Proteome-wide Mendelian randomisation of lung function to identify potential therapeutic targets for respiratory disease
ERJ Open Research, 2026
Chen J., Shrine N., Coley K., Packer R., Edris A., Izquierdo A., Lim B., Lee M., Dudbridge F., Walters R., Hall I., Wain L., Tobin M., Guyatt A.,
| Disease area | Application area | Sample type | Products |
|---|---|---|---|
Respiratory Diseases | Pathophysiology | Plasma | Olink Explore 3072/384 |
Abstract
Background
Despite multiple clinical trials, disease-modifying treatments for COPD are currently limited. Since many drugs target proteins, identifying causality between proteins and lung function informs understanding of COPD pathophysiology and may suggest novel targets. We used Mendelian randomisation (MR) to prioritise proteins as potentially causal for lung function. For prioritised proteins, we explored their potential suitability as drug targets by predicting their effects on a range of clinical outcomes.
Methods
We used genome-wide association study (GWAS) data on 2923 proteins (N=48 195, UK Biobank) to identify single genetic variants (cis-pQTLs) associated with protein levels (P≤5×10 −9 , variant ≤100 kb of a transcription start site). We performed cis-pQTL-MR analyses of four spirometric traits (N=149 166, 36 independent cohorts). Sensitivity analyses included colocalisation and reverse direction MR. We report associations between cis-pQTLs for prioritised proteins and multiple clinical respiratory outcomes, and use phenome-wide analysis to explore potential adverse effects or drug repurposing opportunities.
Findings
1841 proteins had a suitable cis-pQTL. We implicated 16 proteins as potentially causal for lung function (p<1.71×10 −5 ): six proteins have not been implicated by previous lung function GWAS or MR (DTD1, PILRA, PTPRK, TDRKH, GRHPR, NUDT5), and we provide corroborative evidence for 10 proteins.
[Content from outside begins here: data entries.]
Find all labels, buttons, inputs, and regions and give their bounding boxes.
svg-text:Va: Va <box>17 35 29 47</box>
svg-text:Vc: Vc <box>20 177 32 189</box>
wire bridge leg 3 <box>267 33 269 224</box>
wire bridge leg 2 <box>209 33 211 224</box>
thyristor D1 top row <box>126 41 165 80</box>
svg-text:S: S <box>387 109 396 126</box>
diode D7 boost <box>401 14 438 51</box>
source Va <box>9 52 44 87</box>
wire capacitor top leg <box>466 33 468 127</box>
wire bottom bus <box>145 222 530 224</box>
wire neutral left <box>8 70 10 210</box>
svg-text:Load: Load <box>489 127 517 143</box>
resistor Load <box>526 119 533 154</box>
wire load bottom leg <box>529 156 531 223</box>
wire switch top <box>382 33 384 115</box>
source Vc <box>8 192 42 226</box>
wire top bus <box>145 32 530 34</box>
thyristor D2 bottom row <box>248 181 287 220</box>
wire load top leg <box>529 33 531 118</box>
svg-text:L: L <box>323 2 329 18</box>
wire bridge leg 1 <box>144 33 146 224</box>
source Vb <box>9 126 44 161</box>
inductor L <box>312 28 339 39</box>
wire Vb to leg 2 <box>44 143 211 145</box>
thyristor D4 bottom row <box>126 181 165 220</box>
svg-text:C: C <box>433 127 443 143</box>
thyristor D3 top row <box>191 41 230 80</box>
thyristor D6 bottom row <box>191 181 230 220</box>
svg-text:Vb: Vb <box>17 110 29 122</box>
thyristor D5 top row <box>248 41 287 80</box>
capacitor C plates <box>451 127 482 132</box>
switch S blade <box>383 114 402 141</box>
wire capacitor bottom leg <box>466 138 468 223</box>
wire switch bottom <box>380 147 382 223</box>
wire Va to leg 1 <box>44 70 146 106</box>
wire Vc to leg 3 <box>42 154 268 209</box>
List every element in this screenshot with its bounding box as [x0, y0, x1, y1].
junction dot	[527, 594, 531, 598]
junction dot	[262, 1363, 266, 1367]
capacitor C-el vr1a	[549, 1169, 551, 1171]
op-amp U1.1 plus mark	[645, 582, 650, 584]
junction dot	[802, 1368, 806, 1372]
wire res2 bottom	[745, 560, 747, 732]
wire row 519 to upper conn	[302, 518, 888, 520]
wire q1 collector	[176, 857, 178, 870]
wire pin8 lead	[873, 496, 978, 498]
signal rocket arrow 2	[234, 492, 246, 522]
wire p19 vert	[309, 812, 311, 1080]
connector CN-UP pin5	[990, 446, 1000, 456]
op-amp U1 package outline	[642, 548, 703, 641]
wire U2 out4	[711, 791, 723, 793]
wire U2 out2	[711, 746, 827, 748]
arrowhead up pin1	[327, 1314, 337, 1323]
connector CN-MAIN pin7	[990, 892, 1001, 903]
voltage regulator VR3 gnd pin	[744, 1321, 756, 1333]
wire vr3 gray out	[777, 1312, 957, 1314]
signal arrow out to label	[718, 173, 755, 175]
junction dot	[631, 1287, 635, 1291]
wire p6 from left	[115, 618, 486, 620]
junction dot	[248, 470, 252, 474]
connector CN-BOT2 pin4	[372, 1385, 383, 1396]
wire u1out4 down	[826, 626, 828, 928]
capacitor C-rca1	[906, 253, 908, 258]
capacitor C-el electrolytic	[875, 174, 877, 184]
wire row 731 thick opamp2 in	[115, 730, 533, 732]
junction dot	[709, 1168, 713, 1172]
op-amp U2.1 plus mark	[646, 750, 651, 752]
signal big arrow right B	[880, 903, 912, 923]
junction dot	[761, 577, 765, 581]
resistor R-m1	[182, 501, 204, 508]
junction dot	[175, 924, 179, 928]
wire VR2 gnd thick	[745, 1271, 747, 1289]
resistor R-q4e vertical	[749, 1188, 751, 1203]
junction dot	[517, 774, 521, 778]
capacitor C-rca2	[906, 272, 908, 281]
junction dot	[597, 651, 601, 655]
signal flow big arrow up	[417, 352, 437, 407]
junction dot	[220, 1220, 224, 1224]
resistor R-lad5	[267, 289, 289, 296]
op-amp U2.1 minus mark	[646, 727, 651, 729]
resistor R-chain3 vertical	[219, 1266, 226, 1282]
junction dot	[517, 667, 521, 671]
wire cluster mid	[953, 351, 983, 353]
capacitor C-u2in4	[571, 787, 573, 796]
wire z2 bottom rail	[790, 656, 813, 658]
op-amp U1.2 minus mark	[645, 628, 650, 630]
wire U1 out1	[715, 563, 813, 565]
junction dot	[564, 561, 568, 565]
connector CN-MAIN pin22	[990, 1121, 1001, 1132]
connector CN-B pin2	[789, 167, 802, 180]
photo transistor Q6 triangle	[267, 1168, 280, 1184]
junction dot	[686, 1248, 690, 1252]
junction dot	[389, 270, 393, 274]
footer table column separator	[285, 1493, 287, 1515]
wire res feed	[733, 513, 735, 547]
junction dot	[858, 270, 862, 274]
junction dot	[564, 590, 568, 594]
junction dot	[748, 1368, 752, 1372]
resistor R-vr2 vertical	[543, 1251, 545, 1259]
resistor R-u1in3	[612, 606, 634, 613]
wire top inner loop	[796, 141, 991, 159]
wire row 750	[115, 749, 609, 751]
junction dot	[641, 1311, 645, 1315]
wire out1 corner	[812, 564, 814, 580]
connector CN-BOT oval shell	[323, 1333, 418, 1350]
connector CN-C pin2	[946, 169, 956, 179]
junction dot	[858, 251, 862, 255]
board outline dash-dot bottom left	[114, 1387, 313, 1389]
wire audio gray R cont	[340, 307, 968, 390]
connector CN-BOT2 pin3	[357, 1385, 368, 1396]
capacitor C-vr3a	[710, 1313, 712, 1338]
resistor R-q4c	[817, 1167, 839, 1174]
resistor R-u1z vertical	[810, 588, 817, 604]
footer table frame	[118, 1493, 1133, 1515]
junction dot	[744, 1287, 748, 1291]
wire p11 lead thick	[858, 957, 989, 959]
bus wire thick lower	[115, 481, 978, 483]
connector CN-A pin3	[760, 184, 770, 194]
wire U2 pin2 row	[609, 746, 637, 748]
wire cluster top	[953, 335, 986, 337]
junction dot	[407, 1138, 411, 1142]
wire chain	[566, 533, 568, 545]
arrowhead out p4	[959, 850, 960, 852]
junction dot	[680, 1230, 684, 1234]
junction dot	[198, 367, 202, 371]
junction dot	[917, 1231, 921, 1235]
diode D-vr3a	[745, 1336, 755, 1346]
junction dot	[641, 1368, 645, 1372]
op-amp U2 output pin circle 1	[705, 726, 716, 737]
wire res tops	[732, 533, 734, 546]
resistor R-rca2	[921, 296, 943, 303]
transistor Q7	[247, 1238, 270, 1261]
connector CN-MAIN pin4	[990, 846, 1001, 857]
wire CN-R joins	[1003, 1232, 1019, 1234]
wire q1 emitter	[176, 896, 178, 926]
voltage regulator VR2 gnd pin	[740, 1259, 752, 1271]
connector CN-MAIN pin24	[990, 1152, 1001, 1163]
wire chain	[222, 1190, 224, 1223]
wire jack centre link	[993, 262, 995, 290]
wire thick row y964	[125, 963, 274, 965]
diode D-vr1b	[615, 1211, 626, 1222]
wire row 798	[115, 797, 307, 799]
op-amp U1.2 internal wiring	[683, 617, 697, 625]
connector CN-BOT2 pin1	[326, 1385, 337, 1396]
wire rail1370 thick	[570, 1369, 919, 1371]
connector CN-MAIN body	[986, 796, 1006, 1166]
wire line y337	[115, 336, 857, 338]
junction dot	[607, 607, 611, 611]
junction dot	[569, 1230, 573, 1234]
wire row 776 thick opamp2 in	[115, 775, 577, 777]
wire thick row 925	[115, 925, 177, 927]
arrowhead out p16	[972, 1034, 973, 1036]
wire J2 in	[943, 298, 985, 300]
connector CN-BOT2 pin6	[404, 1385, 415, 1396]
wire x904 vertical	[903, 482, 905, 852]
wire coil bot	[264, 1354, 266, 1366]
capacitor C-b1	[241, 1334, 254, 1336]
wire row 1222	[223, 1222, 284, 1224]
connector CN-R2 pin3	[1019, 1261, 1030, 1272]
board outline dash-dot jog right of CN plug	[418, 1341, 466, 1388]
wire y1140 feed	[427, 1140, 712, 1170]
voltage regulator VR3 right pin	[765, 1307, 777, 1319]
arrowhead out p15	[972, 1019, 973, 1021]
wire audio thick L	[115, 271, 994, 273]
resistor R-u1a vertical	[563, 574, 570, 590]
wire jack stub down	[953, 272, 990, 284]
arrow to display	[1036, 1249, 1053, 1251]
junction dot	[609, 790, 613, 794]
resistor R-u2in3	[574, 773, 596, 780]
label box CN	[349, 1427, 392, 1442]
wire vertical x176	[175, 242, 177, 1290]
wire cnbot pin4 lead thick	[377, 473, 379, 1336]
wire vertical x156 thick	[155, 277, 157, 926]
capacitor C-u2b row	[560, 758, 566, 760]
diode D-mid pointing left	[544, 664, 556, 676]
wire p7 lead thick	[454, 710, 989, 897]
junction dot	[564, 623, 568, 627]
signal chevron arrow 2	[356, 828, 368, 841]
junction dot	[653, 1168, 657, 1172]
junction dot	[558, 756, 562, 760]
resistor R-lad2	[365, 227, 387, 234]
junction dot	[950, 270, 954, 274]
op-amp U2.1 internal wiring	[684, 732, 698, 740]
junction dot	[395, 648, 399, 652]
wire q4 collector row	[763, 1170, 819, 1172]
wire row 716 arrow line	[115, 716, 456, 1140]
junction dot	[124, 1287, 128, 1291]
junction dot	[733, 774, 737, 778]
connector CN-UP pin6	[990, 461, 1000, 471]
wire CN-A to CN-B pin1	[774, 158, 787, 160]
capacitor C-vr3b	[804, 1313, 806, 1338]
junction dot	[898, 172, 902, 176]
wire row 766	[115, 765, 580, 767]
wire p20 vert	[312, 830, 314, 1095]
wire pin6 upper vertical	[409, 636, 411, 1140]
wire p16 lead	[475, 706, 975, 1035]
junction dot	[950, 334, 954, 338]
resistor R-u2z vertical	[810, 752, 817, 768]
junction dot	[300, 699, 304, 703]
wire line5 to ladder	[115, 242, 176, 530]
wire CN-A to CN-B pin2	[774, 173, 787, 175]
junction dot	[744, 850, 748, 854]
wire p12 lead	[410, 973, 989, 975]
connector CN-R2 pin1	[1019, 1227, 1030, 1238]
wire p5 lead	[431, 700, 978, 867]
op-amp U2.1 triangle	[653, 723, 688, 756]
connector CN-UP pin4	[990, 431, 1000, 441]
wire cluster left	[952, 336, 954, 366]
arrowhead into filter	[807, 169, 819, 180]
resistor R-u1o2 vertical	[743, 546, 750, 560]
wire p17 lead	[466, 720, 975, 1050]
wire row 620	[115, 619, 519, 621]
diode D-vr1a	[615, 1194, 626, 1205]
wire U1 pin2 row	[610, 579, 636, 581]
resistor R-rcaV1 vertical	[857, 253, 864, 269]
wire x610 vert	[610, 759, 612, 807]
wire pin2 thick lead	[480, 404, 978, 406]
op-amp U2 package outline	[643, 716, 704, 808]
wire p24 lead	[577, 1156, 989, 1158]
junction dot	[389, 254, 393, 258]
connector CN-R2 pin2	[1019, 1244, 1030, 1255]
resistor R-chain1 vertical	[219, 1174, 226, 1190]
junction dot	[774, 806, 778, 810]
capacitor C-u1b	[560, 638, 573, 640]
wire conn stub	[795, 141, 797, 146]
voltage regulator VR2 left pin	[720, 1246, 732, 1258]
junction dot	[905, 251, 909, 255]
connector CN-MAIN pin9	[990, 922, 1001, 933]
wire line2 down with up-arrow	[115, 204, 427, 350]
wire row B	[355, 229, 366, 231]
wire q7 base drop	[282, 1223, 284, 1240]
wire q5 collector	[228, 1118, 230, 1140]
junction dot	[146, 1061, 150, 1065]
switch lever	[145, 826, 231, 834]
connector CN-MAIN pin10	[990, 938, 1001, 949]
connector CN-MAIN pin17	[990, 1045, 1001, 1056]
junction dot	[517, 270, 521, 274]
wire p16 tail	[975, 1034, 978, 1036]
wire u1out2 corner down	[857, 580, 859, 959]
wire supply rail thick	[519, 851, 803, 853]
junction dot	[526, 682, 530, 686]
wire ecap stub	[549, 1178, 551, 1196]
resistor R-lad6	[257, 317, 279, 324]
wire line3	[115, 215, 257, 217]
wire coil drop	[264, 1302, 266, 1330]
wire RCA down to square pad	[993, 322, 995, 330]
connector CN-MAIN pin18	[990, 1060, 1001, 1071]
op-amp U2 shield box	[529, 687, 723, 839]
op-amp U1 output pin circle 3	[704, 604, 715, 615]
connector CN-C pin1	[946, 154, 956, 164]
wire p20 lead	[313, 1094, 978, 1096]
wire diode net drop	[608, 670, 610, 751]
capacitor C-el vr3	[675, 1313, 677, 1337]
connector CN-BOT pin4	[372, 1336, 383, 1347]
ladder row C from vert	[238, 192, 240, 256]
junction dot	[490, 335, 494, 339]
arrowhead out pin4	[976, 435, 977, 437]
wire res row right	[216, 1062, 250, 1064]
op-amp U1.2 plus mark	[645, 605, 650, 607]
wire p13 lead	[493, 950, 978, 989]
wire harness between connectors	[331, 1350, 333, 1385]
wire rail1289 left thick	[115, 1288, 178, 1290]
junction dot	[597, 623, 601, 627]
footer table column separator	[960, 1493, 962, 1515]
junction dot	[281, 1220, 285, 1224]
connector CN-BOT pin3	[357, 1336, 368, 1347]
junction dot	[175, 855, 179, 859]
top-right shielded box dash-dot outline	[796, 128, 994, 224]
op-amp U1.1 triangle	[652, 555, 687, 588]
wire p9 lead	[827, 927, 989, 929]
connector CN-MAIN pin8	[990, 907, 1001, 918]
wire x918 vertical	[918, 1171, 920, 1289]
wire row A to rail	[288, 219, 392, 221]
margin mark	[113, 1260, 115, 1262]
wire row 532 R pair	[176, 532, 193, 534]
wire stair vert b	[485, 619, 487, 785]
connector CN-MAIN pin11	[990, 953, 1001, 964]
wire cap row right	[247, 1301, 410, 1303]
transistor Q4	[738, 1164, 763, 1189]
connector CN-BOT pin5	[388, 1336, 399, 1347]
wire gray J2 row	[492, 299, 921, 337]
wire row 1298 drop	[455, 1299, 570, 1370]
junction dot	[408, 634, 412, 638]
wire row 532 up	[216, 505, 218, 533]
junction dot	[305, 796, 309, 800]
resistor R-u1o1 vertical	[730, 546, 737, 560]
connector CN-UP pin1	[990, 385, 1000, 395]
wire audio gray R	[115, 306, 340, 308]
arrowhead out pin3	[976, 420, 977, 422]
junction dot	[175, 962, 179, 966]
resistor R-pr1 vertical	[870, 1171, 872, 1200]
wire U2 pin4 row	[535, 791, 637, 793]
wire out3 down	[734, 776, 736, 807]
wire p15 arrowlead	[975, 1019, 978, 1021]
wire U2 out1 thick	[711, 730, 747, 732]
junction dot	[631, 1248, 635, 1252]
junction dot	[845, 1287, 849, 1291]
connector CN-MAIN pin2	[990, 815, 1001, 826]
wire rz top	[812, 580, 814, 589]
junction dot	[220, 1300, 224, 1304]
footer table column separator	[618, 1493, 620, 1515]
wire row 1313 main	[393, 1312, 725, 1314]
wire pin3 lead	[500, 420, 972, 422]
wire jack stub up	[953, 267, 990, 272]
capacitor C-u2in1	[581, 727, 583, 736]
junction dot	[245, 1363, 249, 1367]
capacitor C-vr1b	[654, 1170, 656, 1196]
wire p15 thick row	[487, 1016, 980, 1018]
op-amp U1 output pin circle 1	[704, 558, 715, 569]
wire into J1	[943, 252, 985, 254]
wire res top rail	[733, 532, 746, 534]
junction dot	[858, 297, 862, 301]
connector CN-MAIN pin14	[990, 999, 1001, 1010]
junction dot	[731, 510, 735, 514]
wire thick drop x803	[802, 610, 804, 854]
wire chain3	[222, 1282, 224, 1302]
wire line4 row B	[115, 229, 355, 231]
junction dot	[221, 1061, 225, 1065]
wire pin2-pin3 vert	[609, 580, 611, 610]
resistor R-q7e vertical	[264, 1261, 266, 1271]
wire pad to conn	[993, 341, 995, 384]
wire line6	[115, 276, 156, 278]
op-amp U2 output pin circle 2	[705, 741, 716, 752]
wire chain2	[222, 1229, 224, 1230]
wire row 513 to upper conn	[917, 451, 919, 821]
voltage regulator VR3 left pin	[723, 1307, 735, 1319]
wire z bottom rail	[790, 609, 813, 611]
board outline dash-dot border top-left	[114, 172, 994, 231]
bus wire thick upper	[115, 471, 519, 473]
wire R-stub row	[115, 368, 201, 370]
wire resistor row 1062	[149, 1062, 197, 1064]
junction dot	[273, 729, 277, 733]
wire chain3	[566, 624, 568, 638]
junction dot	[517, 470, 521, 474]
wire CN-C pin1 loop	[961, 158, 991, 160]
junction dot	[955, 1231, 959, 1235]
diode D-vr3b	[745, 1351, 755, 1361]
We add to the literature identifying surfactant protein D (SFTPD) as a candidate, yet predict that integrin subunit alpha V (ITGAV) inhibition could impair some lung function measures, mimicking adverse results from a recent trial.
Interpretation
Our approach identifies proteins (some novel) which are potentially therapeutic targets for respiratory disease, and which warrant follow-up for utility and safety.